I think the answer gives the right total (13 cycles) but put the stall in the wrong instruction.
I5 doesn't need to stall; I4 (ADD R5, R1, R2
) produces R5 in time to forward it to the next instruction's EX for address calculation (LOAD R1, 0(R5)
). (Your 5-stage classic RISC pipeline has bypass forwarding).
But I6 reads the result of a load instruction, and loads produce their result a cycle later than the ALU in EX. So like I3, I6 needs to stall, not I5.
(I7 depends on I6, but I6 is an ALU instruction so it can forward without stalling.)
They stalls in the D stage because the ID stage can't fetch registers that the I2 / I5 load hasn't produced yet.
Separately from that, your diagram shows I4 (and what should be I7) not even being fetched when the previous instruction stalls. That doesn't make sense to me. At the start of that cycle, the pipeline doesn't even know that it needs to stall because it hasn't yet decoded I3 (and I6) and detected that it reads a not-ready register so an interlock is needed.

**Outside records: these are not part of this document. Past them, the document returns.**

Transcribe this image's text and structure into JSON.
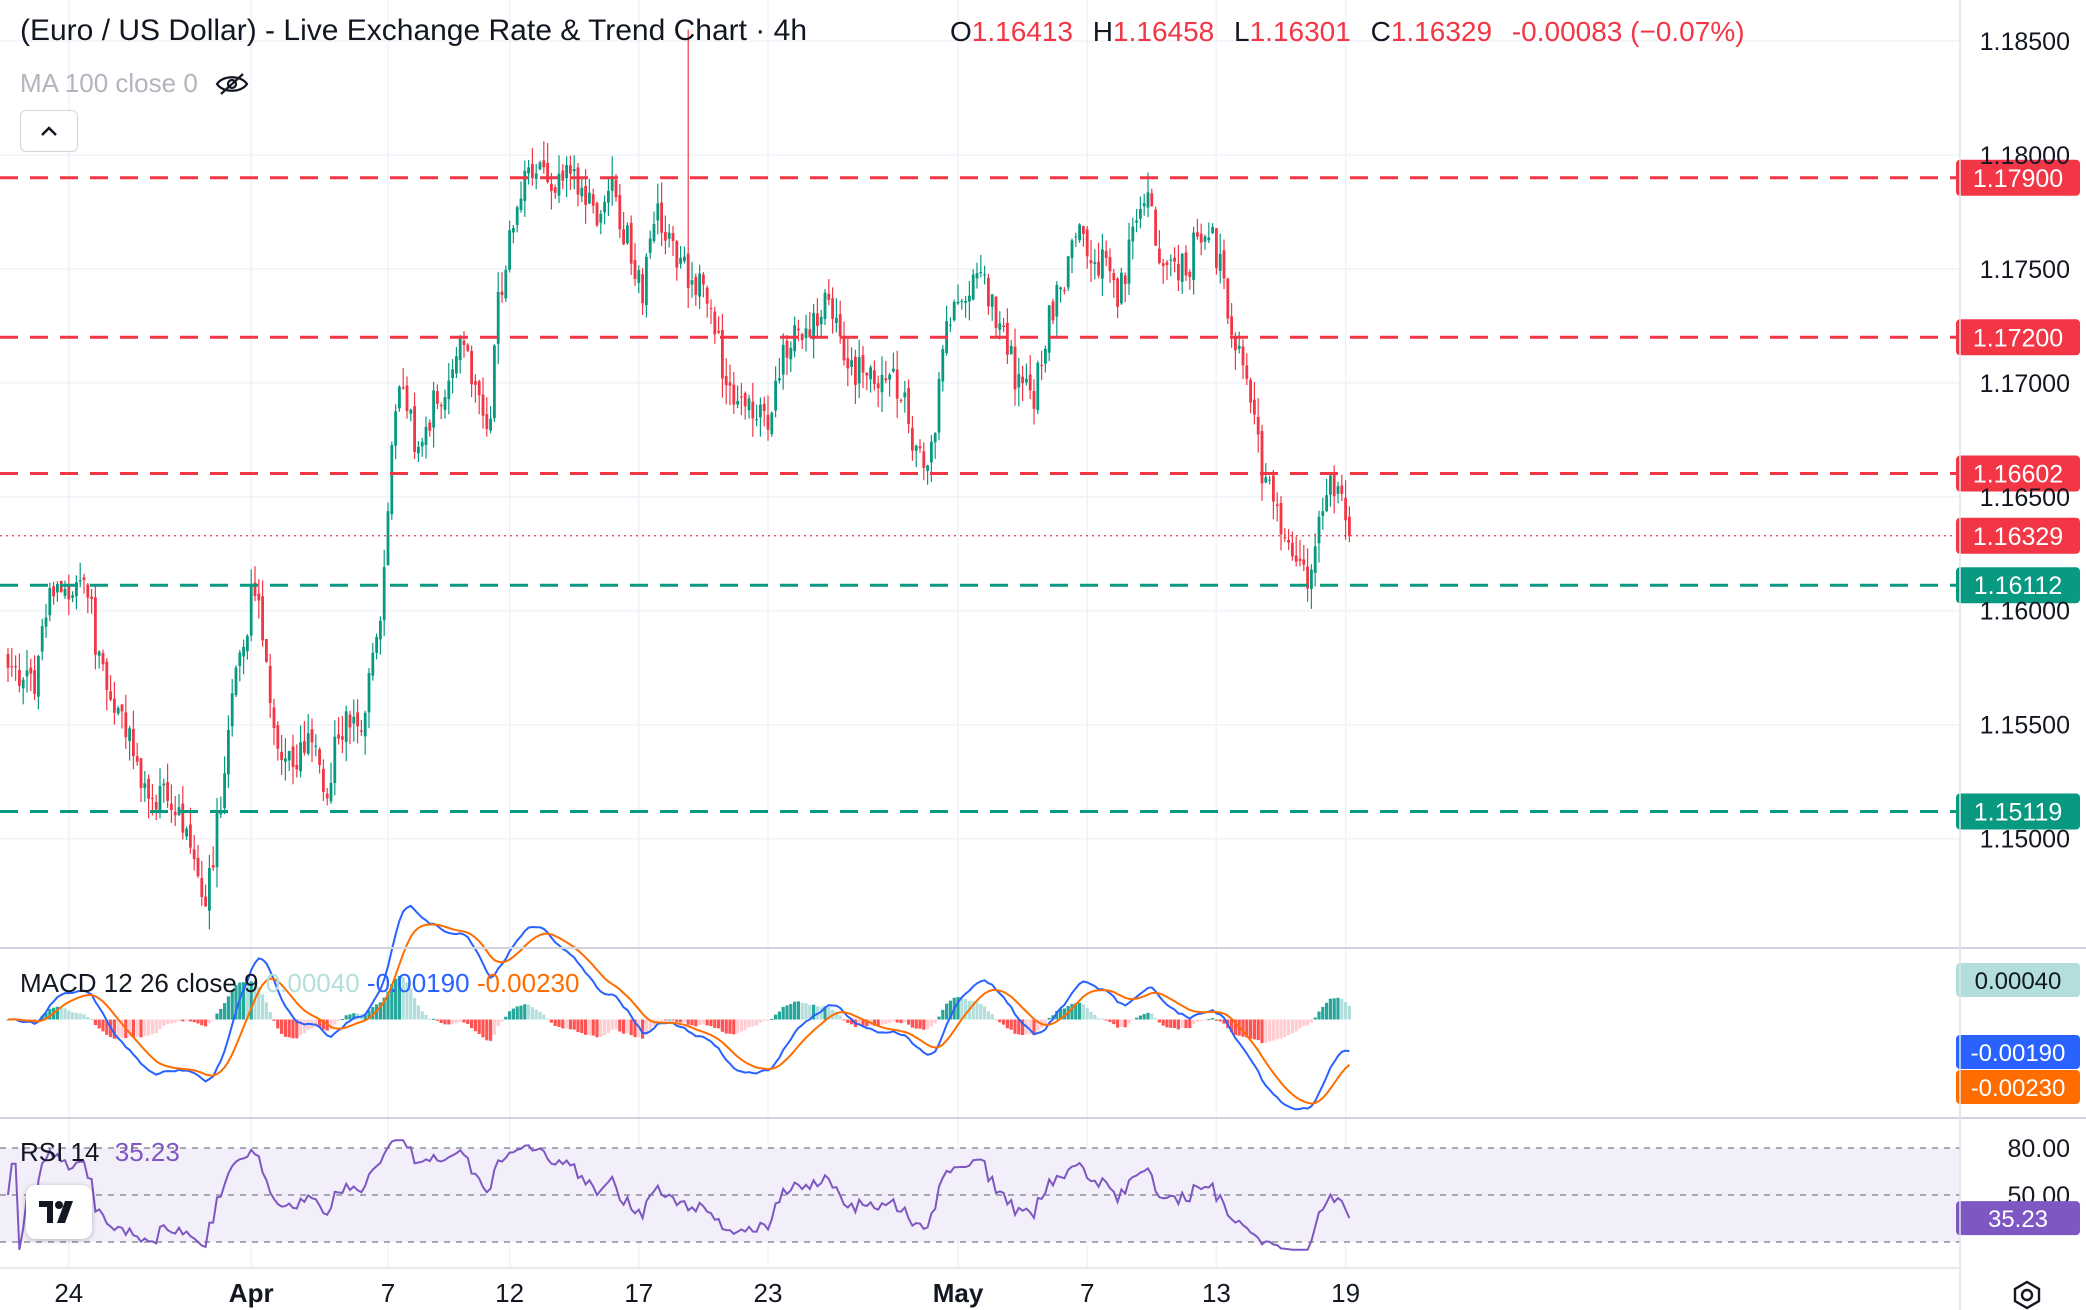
{
  "header": {
    "title": "(Euro / US Dollar) - Live Exchange Rate & Trend Chart · 4h",
    "ohlc": [
      {
        "key": "O",
        "value": "1.16413"
      },
      {
        "key": "H",
        "value": "1.16458"
      },
      {
        "key": "L",
        "value": "1.16301"
      },
      {
        "key": "C",
        "value": "1.16329"
      }
    ],
    "change": "-0.00083 (−0.07%)",
    "ma_label": "MA 100 close 0"
  },
  "indicators": {
    "macd": {
      "name": "MACD",
      "params": "12 26 close 9",
      "hist": "0.00040",
      "macd": "-0.00190",
      "signal": "-0.00230"
    },
    "rsi": {
      "name": "RSI",
      "params": "14",
      "value": "35.23"
    }
  },
  "colors": {
    "up": "#089981",
    "down": "#f23645",
    "resistance": "#f23645",
    "support": "#089981",
    "macd_line": "#2962ff",
    "signal_line": "#ff6d00",
    "rsi_line": "#7e57c2",
    "rsi_band": "#f3effa"
  },
  "chart_data": {
    "type": "candlestick",
    "title": "(Euro / US Dollar) - Live Exchange Rate & Trend Chart · 4h",
    "timeframe": "4h",
    "y_axis": {
      "ticks": [
        "1.18500",
        "1.18000",
        "1.17500",
        "1.17000",
        "1.16500",
        "1.16000",
        "1.15500",
        "1.15000"
      ],
      "range": [
        1.1452,
        1.1868
      ]
    },
    "x_axis": {
      "ticks": [
        {
          "label": "24",
          "bar": 16
        },
        {
          "label": "Apr",
          "bar": 64
        },
        {
          "label": "7",
          "bar": 100
        },
        {
          "label": "12",
          "bar": 132
        },
        {
          "label": "17",
          "bar": 166
        },
        {
          "label": "23",
          "bar": 200
        },
        {
          "label": "May",
          "bar": 250
        },
        {
          "label": "7",
          "bar": 284
        },
        {
          "label": "13",
          "bar": 318
        },
        {
          "label": "19",
          "bar": 352
        }
      ],
      "bar_count": 354
    },
    "horizontal_levels": [
      {
        "value": "1.17900",
        "type": "resistance"
      },
      {
        "value": "1.17200",
        "type": "resistance"
      },
      {
        "value": "1.16602",
        "type": "resistance"
      },
      {
        "value": "1.16329",
        "type": "last-price"
      },
      {
        "value": "1.16112",
        "type": "support"
      },
      {
        "value": "1.15119",
        "type": "support"
      }
    ],
    "last_price": 1.16329,
    "last_ohlc": {
      "open": 1.16413,
      "high": 1.16458,
      "low": 1.16301,
      "close": 1.16329
    },
    "path_anchors": [
      [
        0,
        1.1575
      ],
      [
        8,
        1.157
      ],
      [
        12,
        1.1615
      ],
      [
        16,
        1.1605
      ],
      [
        22,
        1.161
      ],
      [
        26,
        1.157
      ],
      [
        32,
        1.1555
      ],
      [
        38,
        1.152
      ],
      [
        44,
        1.152
      ],
      [
        50,
        1.1505
      ],
      [
        54,
        1.1467
      ],
      [
        58,
        1.1505
      ],
      [
        62,
        1.156
      ],
      [
        66,
        1.159
      ],
      [
        68,
        1.1615
      ],
      [
        70,
        1.16
      ],
      [
        74,
        1.1545
      ],
      [
        78,
        1.1535
      ],
      [
        84,
        1.154
      ],
      [
        88,
        1.152
      ],
      [
        92,
        1.155
      ],
      [
        98,
        1.1545
      ],
      [
        100,
        1.157
      ],
      [
        104,
        1.161
      ],
      [
        106,
        1.166
      ],
      [
        108,
        1.169
      ],
      [
        110,
        1.17
      ],
      [
        114,
        1.1665
      ],
      [
        118,
        1.169
      ],
      [
        122,
        1.1695
      ],
      [
        126,
        1.172
      ],
      [
        128,
        1.171
      ],
      [
        132,
        1.168
      ],
      [
        134,
        1.169
      ],
      [
        136,
        1.174
      ],
      [
        140,
        1.1765
      ],
      [
        144,
        1.179
      ],
      [
        148,
        1.179
      ],
      [
        152,
        1.1785
      ],
      [
        156,
        1.1795
      ],
      [
        158,
        1.178
      ],
      [
        164,
        1.1775
      ],
      [
        168,
        1.1785
      ],
      [
        172,
        1.176
      ],
      [
        176,
        1.174
      ],
      [
        180,
        1.178
      ],
      [
        184,
        1.176
      ],
      [
        188,
        1.175
      ],
      [
        192,
        1.174
      ],
      [
        196,
        1.172
      ],
      [
        200,
        1.17
      ],
      [
        206,
        1.169
      ],
      [
        210,
        1.168
      ],
      [
        216,
        1.1715
      ],
      [
        222,
        1.1725
      ],
      [
        228,
        1.1735
      ],
      [
        232,
        1.171
      ],
      [
        236,
        1.1705
      ],
      [
        240,
        1.17
      ],
      [
        244,
        1.171
      ],
      [
        248,
        1.1695
      ],
      [
        252,
        1.1665
      ],
      [
        256,
        1.1665
      ],
      [
        260,
        1.1725
      ],
      [
        264,
        1.173
      ],
      [
        268,
        1.1745
      ],
      [
        272,
        1.174
      ],
      [
        276,
        1.172
      ],
      [
        280,
        1.17
      ],
      [
        284,
        1.169
      ],
      [
        288,
        1.1725
      ],
      [
        292,
        1.174
      ],
      [
        296,
        1.177
      ],
      [
        300,
        1.1755
      ],
      [
        304,
        1.175
      ],
      [
        308,
        1.1735
      ],
      [
        312,
        1.177
      ],
      [
        316,
        1.178
      ],
      [
        320,
        1.1755
      ],
      [
        324,
        1.1745
      ],
      [
        328,
        1.1755
      ],
      [
        332,
        1.177
      ],
      [
        336,
        1.1755
      ],
      [
        340,
        1.172
      ],
      [
        344,
        1.17
      ],
      [
        348,
        1.166
      ],
      [
        352,
        1.164
      ],
      [
        356,
        1.162
      ],
      [
        360,
        1.1612
      ],
      [
        364,
        1.1645
      ],
      [
        368,
        1.1655
      ],
      [
        372,
        1.1636
      ]
    ],
    "macd_range": [
      -0.0034,
      0.0024
    ],
    "rsi_levels": [
      "80.00",
      "50.00"
    ]
  }
}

Fetch doesn't wait until after decoding the previous instruction to see if it stalled or not; that would defeat the entire purpose of pipelining. It should look like
I3 IF D D EX MEM WB
I4 IF IF D EX MEM WB
BTW, load latency is the reason that classic MIPS has a load-delay slot (unpredictable behaviour if you try to use a register in the next instruction after loading into it). Later MIPS added interlocks to stall if you do that, instead of making it an error, so you can keep static code-size smaller (no NOP filler) in cases where you can't find any other instruction to put in that slot. (And some even later MIPS did out-of-order exec which can hide latency.)